Addio a Francesca Duranti, narratrice del sentimento. Scompare una delle voci più vere e raffinate della narrativa italiana del secondo Novecento. Aveva 90 anni.
La scrittrice Francesca Duranti (1935-2025), una delle voci più originali, più vere e più raffinate della narrativa italiana del secondo Novecento, che nei suoi romanzi ha descritto l’intimità, la memoria e il disincanto di una generazione, è morta a Lucca all’età di 90 anni. I funerali si svolgeranno lunedì 3 novembre 2025, alle ore 15, alla Casa del commiato della Croce Verde, lungo la via Romana a Lucca.
Ho perso non solo un’amica, ma ho perso una grande scrittrice, una che la letteratura la conosceva, la sentiva e la viveva. Debbo subito dire che la Duranti apparteneva a quella bella schiera di grandi scrittrici italiane che il Paese Italia ha avuto -ne cito qualcuna-, da Lalla Romano ad Alba De Cèspedes, da Elsa Morante a Natalia Ginzburg, da Amelia Rosselli ad Anna Maria Ortese.
Nata a Genova il 2 gennaio 1935 con il nome di Maria Francesca Rossi, figlia del giurista e parlamentare socialdemocratico Paolo Rossi, che fu presidente della Corte costituzionale (1975-78), la Duranti aveva scelto da tempo di vivere tra la campagna lucchese, a Villa Rossi a Gattaiola, e New York, due luoghi che incisero non poco e riflettevano il doppio volto della sua scrittura, in parte intimista ma anche cosmopolita, in parte ironica ma anche malinconica. Autrice di romanzi amati dal pubblico e dalla critica, Duranti si era imposta nel panorama letterario con “La casa sul lago della luna” (Rizzoli, 1984), finalista al Premio Strega e vincitrice del Premio Bagutta, tradotto in sei lingue e considerato il suo capolavoro. In quel romanzo, la protagonista inseguiva un misterioso manoscritto e, attraverso di esso, la propria identità, un tema, quello della ricerca di sé attraverso la parola, che avrebbe accompagnato tutta la sua opera. Dopo gli esordi con “La bambina” (1976) e “Piazza mia bella piazza” (1978), entrambi editi da La Tartaruga, Duranti pubblicò una serie di titoli che scandirono la sua maturità narrativa: “Lieto fine” (Rizzoli, 1987), “Effetti personali” (Rizzoli, 1988, Premio Campiello e Premio Hemingway), “Ultima stesura” (Rizzoli, 1991), “Progetto Burlamacchi” (Rizzoli, 1994) e “Sogni mancini” (Rizzoli, 1996). Con “L’ultimo viaggio della Canaria” (Marsilio, 2003), saga familiare d’ispirazione autobiografica, vinse per la seconda volta il Premio Rapallo-Carige, già ottenuto con “Sogni mancini”.

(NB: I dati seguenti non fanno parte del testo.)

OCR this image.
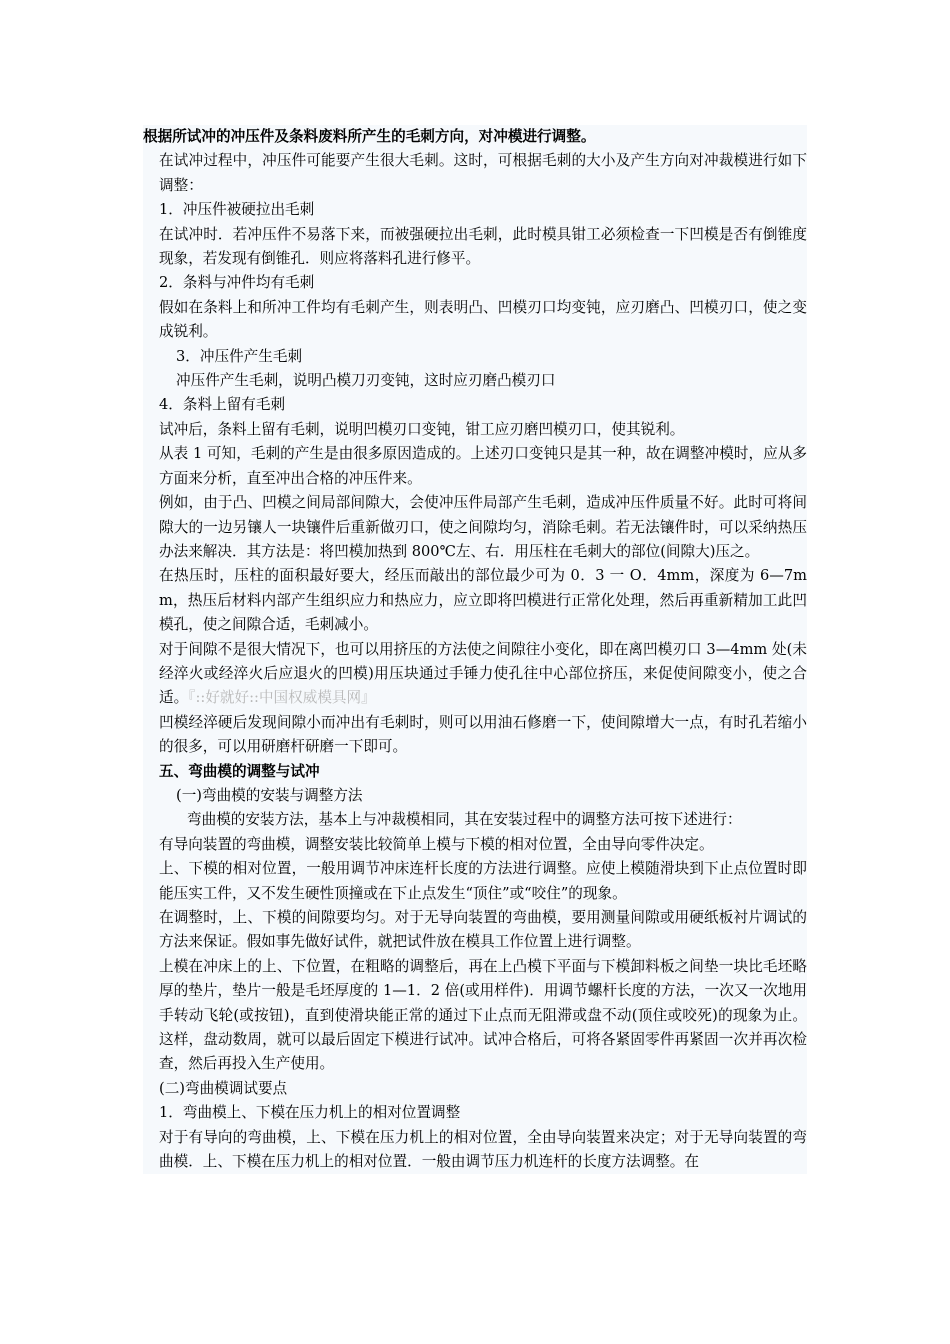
根据所试冲的冲压件及条料废料所产生的毛刺方向，对冲模进行调整。

在试冲过程中，冲压件可能要产生很大毛刺。这时，可根据毛刺的大小及产生方向对冲裁模进行如下调整：

1．冲压件被硬拉出毛刺

在试冲时．若冲压件不易落下来，而被强硬拉出毛刺，此时模具钳工必须检查一下凹模是否有倒锥度现象，若发现有倒锥孔．则应将落料孔进行修平。

2．条料与冲件均有毛刺

假如在条料上和所冲工件均有毛刺产生，则表明凸、凹模刃口均变钝，应刃磨凸、凹模刃口，使之变成锐利。

3．冲压件产生毛刺

冲压件产生毛刺，说明凸模刀刃变钝，这时应刃磨凸模刃口

4．条料上留有毛刺

试冲后，条料上留有毛刺，说明凹模刃口变钝，钳工应刃磨凹模刃口，使其锐利。

从表 1 可知，毛刺的产生是由很多原因造成的。上述刃口变钝只是其一种，故在调整冲模时，应从多方面来分析，直至冲出合格的冲压件来。

例如，由于凸、凹模之间局部间隙大，会使冲压件局部产生毛刺，造成冲压件质量不好。此时可将间隙大的一边另镶人一块镶件后重新做刃口，使之间隙均匀，消除毛刺。若无法镶件时，可以采纳热压办法来解决．其方法是：将凹模加热到 800℃左、右．用压柱在毛刺大的部位(间隙大)压之。

在热压时，压柱的面积最好要大，经压而敲出的部位最少可为 0．3 一 O．4mm，深度为 6—7mm，热压后材料内部产生组织应力和热应力，应立即将凹模进行正常化处理，然后再重新精加工此凹模孔，使之间隙合适，毛刺减小。

对于间隙不是很大情况下，也可以用挤压的方法使之间隙往小变化，即在离凹模刃口 3—4mm 处(未经淬火或经淬火后应退火的凹模)用压块通过手锤力使孔往中心部位挤压，来促使间隙变小，使之合适。『::好就好::中国权威模具网』

凹模经淬硬后发现间隙小而冲出有毛刺时，则可以用油石修磨一下，使间隙增大一点，有时孔若缩小的很多，可以用研磨杆研磨一下即可。

五、弯曲模的调整与试冲

(一)弯曲模的安装与调整方法

弯曲模的安装方法，基本上与冲裁模相同，其在安装过程中的调整方法可按下述进行：

有导向装置的弯曲模，调整安装比较简单上模与下模的相对位置，全由导向零件决定。

上、下模的相对位置，一般用调节冲床连杆长度的方法进行调整。应使上模随滑块到下止点位置时即能压实工件，又不发生硬性顶撞或在下止点发生“顶住”或“咬住”的现象。

在调整时，上、下模的间隙要均匀。对于无导向装置的弯曲模，要用测量间隙或用硬纸板衬片调试的方法来保证。假如事先做好试件，就把试件放在模具工作位置上进行调整。

上模在冲床上的上、下位置，在粗略的调整后，再在上凸模下平面与下模卸料板之间垫一块比毛坯略厚的垫片，垫片一般是毛坯厚度的 1—1．2 倍(或用样件)．用调节螺杆长度的方法，一次又一次地用手转动飞轮(或按钮)，直到使滑块能正常的通过下止点而无阻滞或盘不动(顶住或咬死)的现象为止。这样，盘动数周，就可以最后固定下模进行试冲。试冲合格后，可将各紧固零件再紧固一次并再次检查，然后再投入生产使用。

(二)弯曲模调试要点

1．弯曲模上、下模在压力机上的相对位置调整

对于有导向的弯曲模，上、下模在压力机上的相对位置，全由导向装置来决定；对于无导向装置的弯曲模．上、下模在压力机上的相对位置．一般由调节压力机连杆的长度方法调整。在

Nei suoi romanzi che paiono spesso autobiografici, con una scrittura e una lingua impareggiabile, sempre eleganti e misurati, Francesca Duranti ha raccontato le fragilità e le ambizioni della borghesia italiana, muovendosi tra introspezione psicologica e realismo classico, con una scrittura colta ma accessibile, ironica e partecipe. Molti colleghi della critica l’hanno spesso definita “una narratrice del sentimento”, capace di leggere nel profondo e coniugare leggerezza e profondità. Tra le sue ultime opere si ricordano “Il comune senso delle proporzioni” (Marsilio, 2000), “Come quando fuori piove” (Marsilio, 2006), “Un anno senza canzoni” (Marsilio, 2009) e “Il diavolo alle calcagna” (Nottetempo, 2011). Oltre alla narrativa, la Duranti si è dedicata anche alla traduzione e alla riflessione sul linguaggio, come dimostra il “Manuale di conversazione: né rissa né noia” (Pacini Fazzi, 2009). Nel 1988 aveva ideato con Antonio Dini il Premio dei Lettori, istituito a Lucca dalla Società Lucchese dei Lettori, e destinato al miglior romanzo presentato nel corso dell’anno nell’ambito delle iniziative dell’associazione. Tradotta complessivamente in diciotto lingue, premiata anche all’estero – in Francia vinse il Prix des Lectrices de “Elle” – Francesca Duranti ha attraversato con discrezione e rigore più di quarant’anni di letteratura, lasciando un segno profondissimo nella storia del romanzo femminile italiano. L’Italia intera ha perso una grande e preziosa scrittrice italiana che descrisse un paese in cambiamento, la sua evoluzione oltre il boom, la crescita della borghesia e i peccati di questa classe, con una eleganza smisurata.